Error: ENOENT: no such file or directory, scandir './src/languages/'

Or perhaps you're trying to explain why the simple CDN usage doesn't work for your language, but if so I haven't understood properly yet. :-)

I promise I wasn't being that clever.

joshgoebel commented 4 years ago

Build is meant to be run from the root dir, and you need to run build, not try and hack into the subbuilds. (no idea what you're running into exactly, but I always run build from root and it "just works", so it's gotta be something in your usage)

% cd work/highlightjs
% node ./tools/build.js -t cdn
% ls -l extra/highlightjs-shexc/dist/shexc.min.js          
-rw-r--r--  1 jgoebel  staff  1955 Dec 23 20:43 extra/highlightjs-shexc/dist/shexc.min.js
joshgoebel commented 4 years ago

BUILD_DIR=dist This isn't right for one. :-) Build builds the whole project (and updates extra repositories as a side effect). You can't build JUST your language currently.
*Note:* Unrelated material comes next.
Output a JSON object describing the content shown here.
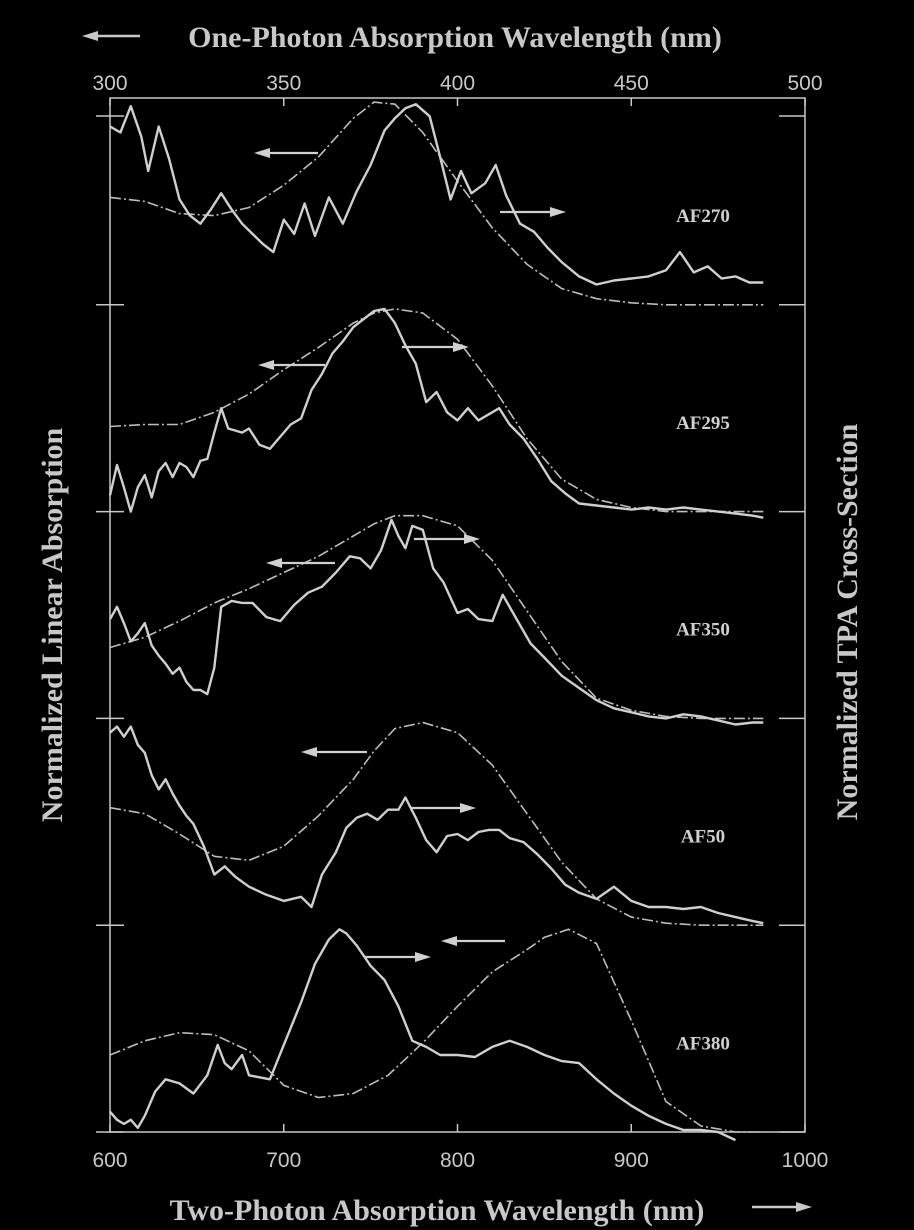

More work should be done on doing things form the context of the language package itself, but that hasn't been my focus.

joshgoebel commented 4 years ago

I wonder if we need another target? ../../build grammar or some such? That would just build a CDN distributable for the current language.

gusbemacbe commented 4 years ago

Do I need to do something for the Cyber repository?

joshgoebel commented 4 years ago

@gusbemacbe I'd suggest updating to the new file/directory placement (as mentioned above):

./LICENSE
./test
./test/detect
./test/detect/[name of test].txt
./test/detect/...
./test/markup
./test/markup/[name of test].expect.txt
./test/markup/[name of test].txt
./test/markup/...
./dist
./dist/robots-txt.min.js
./README.md
./package.json
./src
./src/robots-txt.js

If you put your detect and markup files in those folders then the new build/test system we're working on can run them automatically and you won't need your own test scaffold any longer - though if you're using CI or something now we haven't got that piece of the puzzle figured yet. We'll also provide a way to easily generate the CDN files in dist.